Вранцову с Викой отводилась в семье какая–то второстепенная роль, и Борька давно уяснил уже, что бабушка «самая главная», что сам он
«маленькая детка», а мать и отец тоже «детки», но только большие.
Обоих их теща так и называла «мои детки», даже при посторонних.
«Подумать только! — хмыкал Вранцов. — Добролюбов умер в 24 года,
Лермонтов и Писарев ушли из жизни в 27, Пушкин и Белинский дожили всего лишь до 37, нам же под сорок, а мы все еще молодежь. У Тургенева наши сверстники уже «отцы», а мы в их возрасте все еще «дети». Ну и времечко у нас на дворе — геронтократия какая–то!..»
Как и все дамы ее круга, Эльвира Прокофьевна накануне пенсии одевалась ярче и моднее, чем в бедной своей юности, и красила седину в какой–то странный бледно–фиолетовый цвет. «В нашем бальзаковском возрасте необходимо следить за собой», — повторяла она подхваченную где–то на службе фразу, не ведая в простоте душевной, что в бальзаковском возрасте у нее уже дочь.
В том кругу, а если по–научному, в том микросоциуме, к которому принадлежали Викины родители, служба была все — альфа и омега — и человека ценили лишь по служебному положению, которое он занимал.
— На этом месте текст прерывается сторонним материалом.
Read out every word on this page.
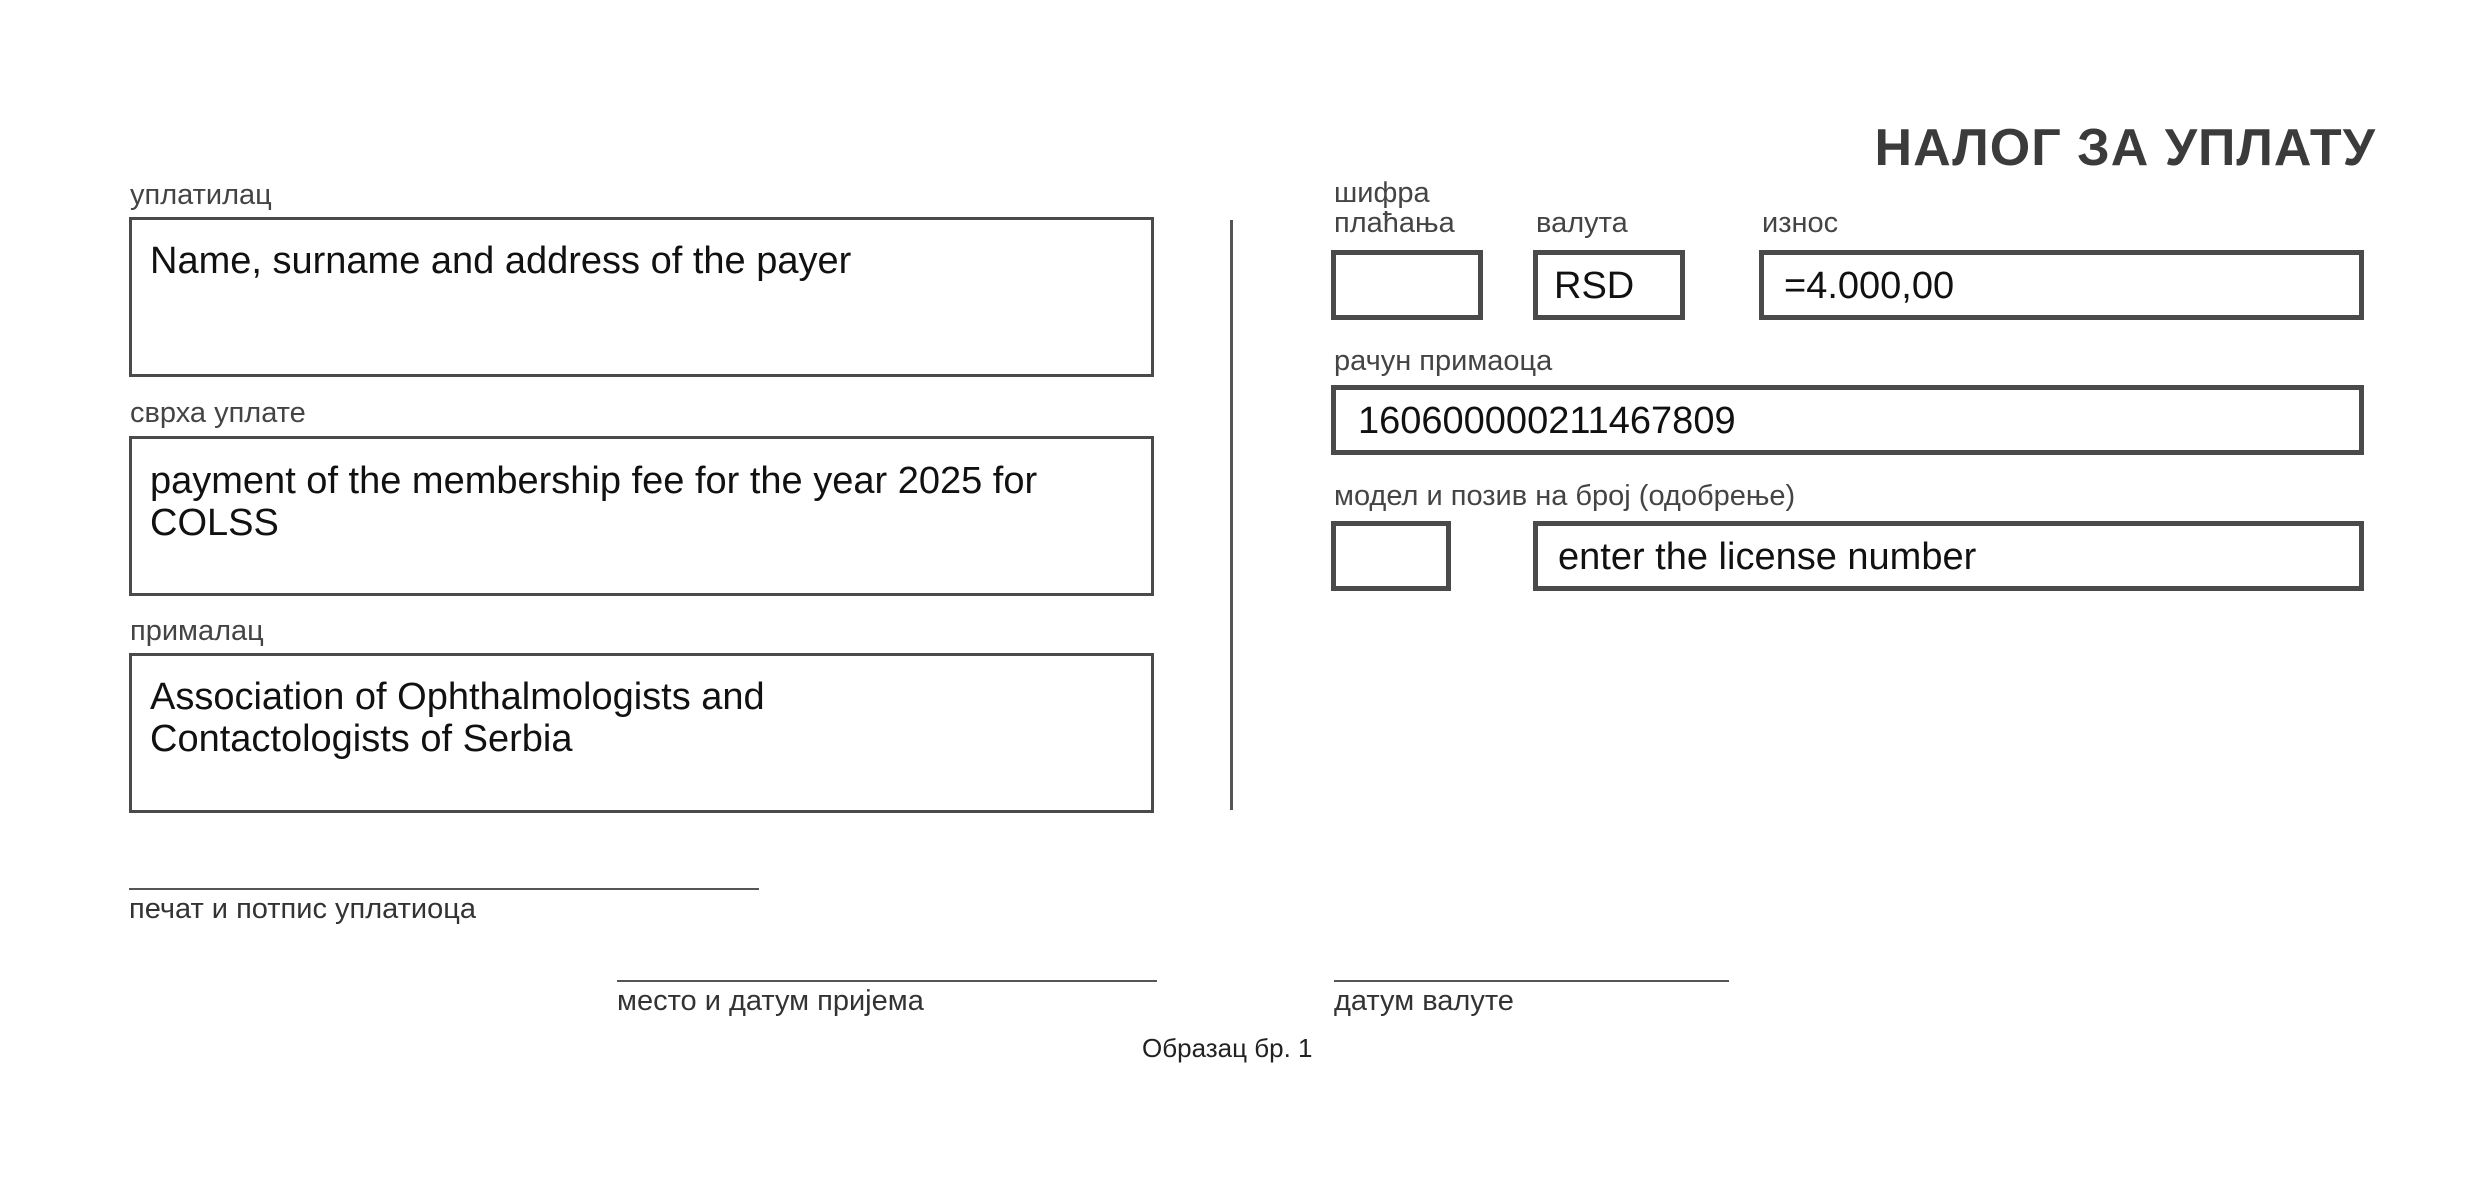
НАЛОГ ЗА УПЛАТУ
уплатилац
Name, surname and address of the payer
сврха уплате
payment of the membership fee for the year 2025 for COLSS
прималац
Association of Ophthalmologists and
Contactologists of Serbia
шифра
плаћања	валута
RSD
износ
=4.000,00
рачун примаоца
160600000211467809
модел и позив на број (одобрење)
enter the license number
печат и потпис уплатиоца
место и датум пријема	датум валуте
Образац бр. 1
А поскольку молодые в служебной иерархии занимали невысокие места, то и отношение к ним было соответственное. Себя же родители отнюдь не считали стариками, полагая, что их возраст — самое то. Любили подтрунивать над молодыми, над их инфантильностью, неприспособленностью к жизни, с удовольствием вспоминая, какие сами были лихие да самостоятельные в их годы. Предполагалось, что все это по причине их личного превосходства. О каких–либо причинах иного порядка и заикнуться было нельзя.
У всех у них была трудная, полная лишений молодость, и теперь, считали они, пришло время вознаградить себя. Любили выпить и закусить, под балычок, под семужку, и особое удовольствие доставляло сознание того, что все эти деликатесы из спецбуфетов, в которые не у каждого доступ имеется. За столом не прочь были покритиковать наши недостатки, проявить иной раз либерализм, но в том лишь смысле, что слабовато ведется у нас борьба с антиобщественными проявлениями, что не мешало бы гайки подкрутить. Все эти люди на склоне лет уютно устроились среди всяческих несовершенств, и любая перестройка не сулила им ничего хорошего. Каждый из них привык, приспособился, притерся на службе так, что никаких усилий она почти и не требовала, — все крутилось по давно заведенному порядку само собой.